How do I pitch History That Hits as a podcast guest?

History That Hits has a verified contact on file. Create a free PitchCentric account to access it and generate a personalised pitch in seconds. Research at least 3 recent episodes first and lead with a specific angle that serves their history audience.

Who is the host of History That Hits?

History That Hits is hosted by History That Hits. The show is categorised under history and has published 61 episodes.

How many episodes does History That Hits have?

History That Hits has published 61 episodes.

What topics does History That Hits cover?

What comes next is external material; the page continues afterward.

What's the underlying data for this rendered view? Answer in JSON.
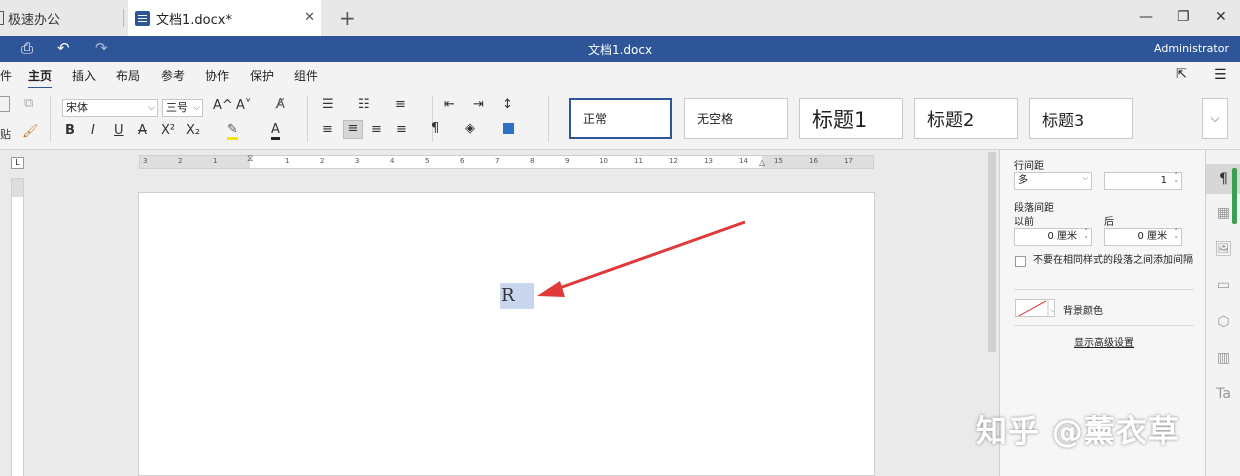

History That Hits regularly covers history. It sits in the history category.

Is it hard to get booked on History That Hits?

History That Hits is accessible for guests with genuine history expertise. A personalised, episode-aware pitch will still outperform a generic one every time.

Is History That Hits currently accepting guest pitches?

History That Hits hasn't explicitly signalled guest openness in recent episodes. That doesn't rule out pitching. your hook just needs to be especially compelling and relevant to their recent content.

How long are History That Hits episodes?

Episodes of History That Hits average 11 minutes. a focused format where a clear narrative arc and tight preparation matter most.

What guest credentials does History That Hits typically look for?

Our data rates History That Hits's guest bar at 80/100 (Premium tier). Established thought leaders with verified media credentials. Sign in to PitchCentric to see how your own Pod Score compares against this show.

Methodology. Booking Probability™ blends Listen Score, 30-day Virality, open-to-guests detection, and Apple ratings. Data refreshed every 60 minutes. Listen Score and Booking Probability are calculated by PitchCentric. Last enriched 10 days ago.